Beck – Guero (2005)
Interscope Records
13 tracks, 49.8 minutes
To be honest, I was a strange adolescent. Popular music didn’t do much for me; I’d always go out of my way to find strange records that didn’t appeal to the masses. Stumbling onto Beck Hansen’s then-new record Odelay was no coincidence. I’d seen him perform “Where It’s At” on Saturday Night Live, at first shrugging it off as a sort of bizarre novelty act. Later I found myself reciting “two turn tables and a microphone….” over and over in my head. After a while I became obsessed with Beck’s music. He seemed to speak directly to me in ways I couldn’t describe. I could pop Odelay into my crappy Sony boom box and be transported to a parallel dimension filled with Devil’s haircuts, hot dog dances in Houston, bottles and cans clapping their hands, strange invitations from jackasses, and wills written on three dollar bills. Since then, Beck’s music has matured along with me. He’s released soulful folk albums such as Mutations and Sea Change, and a funkadelic freak-out entitled Midnite Vultures. His tenth release, aptly named Guero, is not necessarily his best yet, but definitely up there.
Guero wastes no time, immediately kicking in with the abrasive junkyard rock of “E-Pro.” In “Que Onda Guero” (roughly translated to “What’s up, white boy?”), Beck sing-raps thorough his days growing up in an East Los Angeles barrio; backed by a beat straight out of a Cyprus Hill record complete with ambient sounds such as honking horns and guys shouting “Hey guero!” Arguably the best track on the record, “Girl” is as infectious as it is disturbing.
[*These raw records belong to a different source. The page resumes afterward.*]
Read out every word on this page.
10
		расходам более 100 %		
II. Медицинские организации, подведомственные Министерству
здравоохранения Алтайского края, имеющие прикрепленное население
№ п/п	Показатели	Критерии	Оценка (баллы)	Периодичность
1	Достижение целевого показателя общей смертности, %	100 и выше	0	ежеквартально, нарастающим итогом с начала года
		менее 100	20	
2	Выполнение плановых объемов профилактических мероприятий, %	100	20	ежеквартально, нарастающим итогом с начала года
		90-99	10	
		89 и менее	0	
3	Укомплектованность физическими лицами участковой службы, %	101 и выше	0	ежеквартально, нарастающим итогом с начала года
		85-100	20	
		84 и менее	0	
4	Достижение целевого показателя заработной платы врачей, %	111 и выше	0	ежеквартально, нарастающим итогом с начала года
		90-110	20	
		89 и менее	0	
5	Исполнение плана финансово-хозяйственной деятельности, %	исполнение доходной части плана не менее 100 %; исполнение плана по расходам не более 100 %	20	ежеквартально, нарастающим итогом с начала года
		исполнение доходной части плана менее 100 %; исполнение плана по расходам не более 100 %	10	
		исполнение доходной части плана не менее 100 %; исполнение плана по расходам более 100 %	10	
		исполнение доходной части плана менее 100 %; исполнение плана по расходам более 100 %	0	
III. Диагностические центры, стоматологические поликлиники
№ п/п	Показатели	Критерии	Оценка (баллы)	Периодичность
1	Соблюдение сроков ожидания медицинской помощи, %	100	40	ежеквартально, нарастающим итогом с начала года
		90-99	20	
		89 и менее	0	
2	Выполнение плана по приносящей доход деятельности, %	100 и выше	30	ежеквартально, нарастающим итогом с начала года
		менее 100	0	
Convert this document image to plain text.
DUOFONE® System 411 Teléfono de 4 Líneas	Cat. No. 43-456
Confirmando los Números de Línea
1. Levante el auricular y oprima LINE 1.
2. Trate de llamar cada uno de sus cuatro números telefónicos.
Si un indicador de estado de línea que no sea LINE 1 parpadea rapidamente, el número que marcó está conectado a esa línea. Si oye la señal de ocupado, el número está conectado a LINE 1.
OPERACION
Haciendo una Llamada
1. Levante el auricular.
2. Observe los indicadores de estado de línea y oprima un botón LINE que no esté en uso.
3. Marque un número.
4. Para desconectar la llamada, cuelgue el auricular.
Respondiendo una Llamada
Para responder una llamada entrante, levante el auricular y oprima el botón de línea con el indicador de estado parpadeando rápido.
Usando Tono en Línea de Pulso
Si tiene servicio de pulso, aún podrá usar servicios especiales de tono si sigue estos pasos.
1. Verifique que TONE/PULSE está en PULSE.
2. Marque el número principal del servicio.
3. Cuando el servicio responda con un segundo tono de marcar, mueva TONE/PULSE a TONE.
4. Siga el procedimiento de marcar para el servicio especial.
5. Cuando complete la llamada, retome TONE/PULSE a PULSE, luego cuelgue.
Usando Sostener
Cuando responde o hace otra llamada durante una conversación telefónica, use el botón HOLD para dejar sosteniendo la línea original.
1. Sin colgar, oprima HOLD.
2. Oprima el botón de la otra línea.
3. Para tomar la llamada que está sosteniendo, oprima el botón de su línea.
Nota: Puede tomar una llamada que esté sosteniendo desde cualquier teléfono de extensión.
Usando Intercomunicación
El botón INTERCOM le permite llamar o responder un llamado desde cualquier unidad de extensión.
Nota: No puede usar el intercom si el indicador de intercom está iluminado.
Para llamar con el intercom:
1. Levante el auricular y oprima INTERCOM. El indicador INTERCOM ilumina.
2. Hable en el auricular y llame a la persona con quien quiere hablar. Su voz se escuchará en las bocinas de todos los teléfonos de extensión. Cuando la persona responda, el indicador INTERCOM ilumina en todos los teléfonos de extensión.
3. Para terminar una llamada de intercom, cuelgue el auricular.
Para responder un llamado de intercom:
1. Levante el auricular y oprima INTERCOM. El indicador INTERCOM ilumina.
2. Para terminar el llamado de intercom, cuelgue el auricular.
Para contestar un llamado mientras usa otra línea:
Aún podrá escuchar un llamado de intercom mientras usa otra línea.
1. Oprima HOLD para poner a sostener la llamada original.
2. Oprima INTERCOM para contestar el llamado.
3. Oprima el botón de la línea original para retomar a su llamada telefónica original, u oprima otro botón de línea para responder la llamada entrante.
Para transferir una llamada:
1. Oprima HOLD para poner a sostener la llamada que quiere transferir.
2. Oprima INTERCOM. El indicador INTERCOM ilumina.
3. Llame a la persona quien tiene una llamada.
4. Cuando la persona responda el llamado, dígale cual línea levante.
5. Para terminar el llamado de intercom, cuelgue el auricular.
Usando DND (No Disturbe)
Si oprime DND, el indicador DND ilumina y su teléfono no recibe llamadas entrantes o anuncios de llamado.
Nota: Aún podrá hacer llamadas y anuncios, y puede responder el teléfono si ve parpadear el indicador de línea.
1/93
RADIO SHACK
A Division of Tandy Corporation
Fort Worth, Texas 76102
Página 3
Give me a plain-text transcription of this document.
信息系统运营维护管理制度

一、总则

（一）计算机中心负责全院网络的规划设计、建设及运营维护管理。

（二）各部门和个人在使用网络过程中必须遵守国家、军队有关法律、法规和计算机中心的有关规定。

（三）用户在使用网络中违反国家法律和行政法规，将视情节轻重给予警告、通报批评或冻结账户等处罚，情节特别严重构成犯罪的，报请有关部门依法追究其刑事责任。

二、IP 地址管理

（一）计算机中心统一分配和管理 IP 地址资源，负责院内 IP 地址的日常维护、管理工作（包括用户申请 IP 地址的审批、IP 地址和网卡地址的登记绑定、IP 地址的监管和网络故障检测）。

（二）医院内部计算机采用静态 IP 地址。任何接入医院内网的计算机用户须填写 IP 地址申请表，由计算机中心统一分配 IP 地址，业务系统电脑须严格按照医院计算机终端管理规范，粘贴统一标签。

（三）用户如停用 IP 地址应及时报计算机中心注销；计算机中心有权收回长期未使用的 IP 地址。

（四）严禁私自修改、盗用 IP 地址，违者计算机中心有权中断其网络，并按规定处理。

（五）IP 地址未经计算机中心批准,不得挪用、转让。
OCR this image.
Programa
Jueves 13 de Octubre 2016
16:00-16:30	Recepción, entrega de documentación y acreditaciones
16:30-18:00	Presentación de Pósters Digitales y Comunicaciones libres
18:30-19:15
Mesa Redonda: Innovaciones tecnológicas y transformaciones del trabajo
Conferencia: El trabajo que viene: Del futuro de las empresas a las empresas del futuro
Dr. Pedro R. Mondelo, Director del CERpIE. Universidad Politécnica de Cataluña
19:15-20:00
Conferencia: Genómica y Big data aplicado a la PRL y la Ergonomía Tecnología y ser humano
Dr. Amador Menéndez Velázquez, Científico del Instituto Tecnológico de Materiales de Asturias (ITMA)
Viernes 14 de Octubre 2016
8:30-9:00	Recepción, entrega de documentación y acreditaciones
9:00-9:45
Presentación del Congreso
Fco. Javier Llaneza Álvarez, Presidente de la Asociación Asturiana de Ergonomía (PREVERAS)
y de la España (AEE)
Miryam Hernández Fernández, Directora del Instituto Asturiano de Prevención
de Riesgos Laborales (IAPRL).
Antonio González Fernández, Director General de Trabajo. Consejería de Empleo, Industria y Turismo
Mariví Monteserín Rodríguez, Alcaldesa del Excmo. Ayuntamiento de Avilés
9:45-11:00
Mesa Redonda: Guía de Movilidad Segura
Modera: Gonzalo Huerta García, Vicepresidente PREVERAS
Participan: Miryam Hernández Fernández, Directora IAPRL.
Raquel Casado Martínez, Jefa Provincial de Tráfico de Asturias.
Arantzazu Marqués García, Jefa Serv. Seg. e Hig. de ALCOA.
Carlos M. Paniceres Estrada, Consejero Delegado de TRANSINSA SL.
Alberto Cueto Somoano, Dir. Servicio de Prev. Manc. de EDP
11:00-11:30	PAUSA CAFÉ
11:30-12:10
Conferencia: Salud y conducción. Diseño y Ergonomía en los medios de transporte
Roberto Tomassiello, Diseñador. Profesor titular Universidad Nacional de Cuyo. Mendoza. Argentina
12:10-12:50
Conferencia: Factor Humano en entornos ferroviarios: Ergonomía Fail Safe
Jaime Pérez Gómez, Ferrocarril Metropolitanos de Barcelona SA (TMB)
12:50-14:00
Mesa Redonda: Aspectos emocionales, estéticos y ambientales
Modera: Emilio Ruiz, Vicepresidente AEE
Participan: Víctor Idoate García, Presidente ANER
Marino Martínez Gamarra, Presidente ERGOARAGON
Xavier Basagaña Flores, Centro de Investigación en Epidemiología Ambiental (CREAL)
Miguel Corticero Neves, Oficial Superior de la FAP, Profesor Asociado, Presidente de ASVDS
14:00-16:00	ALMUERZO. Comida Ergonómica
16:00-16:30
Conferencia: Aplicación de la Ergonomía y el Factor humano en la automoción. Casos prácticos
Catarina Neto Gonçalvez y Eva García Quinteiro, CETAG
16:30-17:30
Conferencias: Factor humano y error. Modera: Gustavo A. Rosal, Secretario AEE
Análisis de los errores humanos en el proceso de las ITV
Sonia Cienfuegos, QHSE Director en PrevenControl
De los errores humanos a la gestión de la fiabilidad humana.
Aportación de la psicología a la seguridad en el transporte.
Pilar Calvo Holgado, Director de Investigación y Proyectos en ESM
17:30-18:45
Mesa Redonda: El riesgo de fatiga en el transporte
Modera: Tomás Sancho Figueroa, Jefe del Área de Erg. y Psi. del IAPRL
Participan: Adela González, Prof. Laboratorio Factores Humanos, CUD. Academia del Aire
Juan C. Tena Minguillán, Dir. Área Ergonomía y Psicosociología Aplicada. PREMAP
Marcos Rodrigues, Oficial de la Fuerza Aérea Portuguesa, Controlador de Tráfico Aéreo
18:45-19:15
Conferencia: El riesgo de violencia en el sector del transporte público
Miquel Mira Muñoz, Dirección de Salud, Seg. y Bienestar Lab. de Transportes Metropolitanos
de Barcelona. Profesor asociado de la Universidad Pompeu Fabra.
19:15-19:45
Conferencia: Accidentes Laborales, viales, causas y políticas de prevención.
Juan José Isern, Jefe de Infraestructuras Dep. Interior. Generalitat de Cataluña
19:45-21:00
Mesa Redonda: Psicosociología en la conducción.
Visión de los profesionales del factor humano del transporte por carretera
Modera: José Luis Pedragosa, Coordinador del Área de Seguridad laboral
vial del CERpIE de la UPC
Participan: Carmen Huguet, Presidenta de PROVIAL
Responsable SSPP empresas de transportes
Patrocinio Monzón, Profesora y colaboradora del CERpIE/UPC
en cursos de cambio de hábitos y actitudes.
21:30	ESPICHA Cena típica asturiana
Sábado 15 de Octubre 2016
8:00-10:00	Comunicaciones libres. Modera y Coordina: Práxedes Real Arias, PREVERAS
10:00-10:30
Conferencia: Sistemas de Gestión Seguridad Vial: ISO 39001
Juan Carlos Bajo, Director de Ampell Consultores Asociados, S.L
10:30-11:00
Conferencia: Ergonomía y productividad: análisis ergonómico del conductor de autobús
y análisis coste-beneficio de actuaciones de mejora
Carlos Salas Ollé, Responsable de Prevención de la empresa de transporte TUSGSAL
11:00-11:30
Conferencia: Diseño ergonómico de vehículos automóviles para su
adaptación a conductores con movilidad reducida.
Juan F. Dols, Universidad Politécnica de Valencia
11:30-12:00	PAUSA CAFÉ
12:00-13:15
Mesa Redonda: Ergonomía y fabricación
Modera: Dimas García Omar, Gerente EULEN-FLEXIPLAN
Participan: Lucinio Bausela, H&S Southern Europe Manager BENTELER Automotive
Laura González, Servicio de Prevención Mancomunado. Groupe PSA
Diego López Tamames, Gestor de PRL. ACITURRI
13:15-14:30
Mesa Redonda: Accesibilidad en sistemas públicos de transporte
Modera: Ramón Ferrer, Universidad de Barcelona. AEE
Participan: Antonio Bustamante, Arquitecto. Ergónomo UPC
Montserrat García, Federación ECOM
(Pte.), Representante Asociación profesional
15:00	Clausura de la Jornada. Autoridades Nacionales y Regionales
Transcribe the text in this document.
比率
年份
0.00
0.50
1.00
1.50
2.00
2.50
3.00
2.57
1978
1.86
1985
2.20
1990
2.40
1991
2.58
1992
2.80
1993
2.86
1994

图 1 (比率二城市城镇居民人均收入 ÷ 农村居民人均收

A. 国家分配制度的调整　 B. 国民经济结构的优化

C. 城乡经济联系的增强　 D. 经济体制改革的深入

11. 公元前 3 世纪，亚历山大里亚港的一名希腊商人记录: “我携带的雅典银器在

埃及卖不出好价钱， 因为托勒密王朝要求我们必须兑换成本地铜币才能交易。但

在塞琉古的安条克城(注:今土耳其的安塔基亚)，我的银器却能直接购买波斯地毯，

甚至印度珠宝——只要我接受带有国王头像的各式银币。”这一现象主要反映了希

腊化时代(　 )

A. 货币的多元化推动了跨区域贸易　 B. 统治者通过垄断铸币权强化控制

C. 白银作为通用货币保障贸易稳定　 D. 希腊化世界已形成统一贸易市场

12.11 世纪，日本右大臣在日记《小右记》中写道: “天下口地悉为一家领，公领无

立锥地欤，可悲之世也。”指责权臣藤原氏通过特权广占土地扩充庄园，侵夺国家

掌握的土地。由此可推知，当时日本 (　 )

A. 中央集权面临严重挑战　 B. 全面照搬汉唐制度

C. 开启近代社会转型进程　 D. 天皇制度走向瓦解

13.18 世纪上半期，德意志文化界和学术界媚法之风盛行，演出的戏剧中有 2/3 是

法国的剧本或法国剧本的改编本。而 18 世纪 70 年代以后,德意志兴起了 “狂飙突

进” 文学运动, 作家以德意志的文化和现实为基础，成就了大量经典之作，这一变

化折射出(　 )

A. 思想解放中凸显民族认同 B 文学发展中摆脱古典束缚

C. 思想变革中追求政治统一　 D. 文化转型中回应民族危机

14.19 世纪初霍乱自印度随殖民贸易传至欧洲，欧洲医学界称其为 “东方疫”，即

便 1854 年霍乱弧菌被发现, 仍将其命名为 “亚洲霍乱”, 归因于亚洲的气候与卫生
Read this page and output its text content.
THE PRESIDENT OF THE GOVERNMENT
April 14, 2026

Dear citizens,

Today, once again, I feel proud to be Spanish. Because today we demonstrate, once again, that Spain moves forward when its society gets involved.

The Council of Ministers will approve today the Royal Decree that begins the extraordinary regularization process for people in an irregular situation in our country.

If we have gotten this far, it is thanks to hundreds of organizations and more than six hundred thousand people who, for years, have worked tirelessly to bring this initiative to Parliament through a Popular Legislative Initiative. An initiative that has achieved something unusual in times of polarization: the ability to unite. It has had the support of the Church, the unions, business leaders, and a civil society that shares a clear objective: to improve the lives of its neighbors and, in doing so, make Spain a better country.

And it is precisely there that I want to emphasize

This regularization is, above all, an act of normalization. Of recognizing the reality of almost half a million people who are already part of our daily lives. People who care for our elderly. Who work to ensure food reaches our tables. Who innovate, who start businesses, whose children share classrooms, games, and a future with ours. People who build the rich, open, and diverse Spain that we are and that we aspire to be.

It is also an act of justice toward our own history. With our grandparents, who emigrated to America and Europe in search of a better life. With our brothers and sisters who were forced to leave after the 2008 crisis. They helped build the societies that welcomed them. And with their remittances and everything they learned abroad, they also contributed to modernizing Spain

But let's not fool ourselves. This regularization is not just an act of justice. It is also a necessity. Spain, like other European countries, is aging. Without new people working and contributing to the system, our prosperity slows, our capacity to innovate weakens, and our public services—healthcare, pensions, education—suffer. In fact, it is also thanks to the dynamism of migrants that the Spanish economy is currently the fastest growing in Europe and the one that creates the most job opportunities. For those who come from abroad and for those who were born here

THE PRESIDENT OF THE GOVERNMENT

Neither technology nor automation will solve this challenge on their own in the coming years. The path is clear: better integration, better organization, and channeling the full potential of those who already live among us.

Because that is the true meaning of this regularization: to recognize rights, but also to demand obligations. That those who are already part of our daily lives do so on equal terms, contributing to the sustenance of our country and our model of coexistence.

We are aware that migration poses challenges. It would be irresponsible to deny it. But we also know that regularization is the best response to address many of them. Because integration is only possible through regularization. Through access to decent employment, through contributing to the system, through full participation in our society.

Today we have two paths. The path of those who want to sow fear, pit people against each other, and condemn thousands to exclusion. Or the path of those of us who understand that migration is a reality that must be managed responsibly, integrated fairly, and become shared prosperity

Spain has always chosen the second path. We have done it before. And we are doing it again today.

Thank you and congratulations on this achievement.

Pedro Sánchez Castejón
Starting off with a simple 8-bit melody (an actual Game Boy sound chip was used); it quickly leads into a slide guitar-driven frenzy. By the time the pre-chorus rolls around, the song takes a plunge into the darker side of reality. Guero contains not one dull moment, keeping the listener intrigued until the very last second. “Hell Yes” is better than 90% of mainstream hip-hop out there, putting Usher’s “Yeah!” to shame. Toward the end of the record, we see tidbits of Beck’s more mellow side with “Farewell Ride” and “Emergency Exit,” both hauntingly reminiscent of some of his earliest work. Jack White of The White Stripes even makes an appearance playing bass guitar on the lazily downtrodden “Go It Alone.”
While Guero isn’t as textured as Odelay or Midnite Vultures, it retains the signature eclectic style and abstract Dylan-esque lyrics that Beck has perfected and reinvented time and time again. While Mr. Hansen is not quite as frenetic as he once was, he still continues to write amazingly original material that keeps you hooked. This is one of the best releases of 2005 thus far, containing a dynamic edge that allows it to rise above the MTV and Clear Channel wasteland.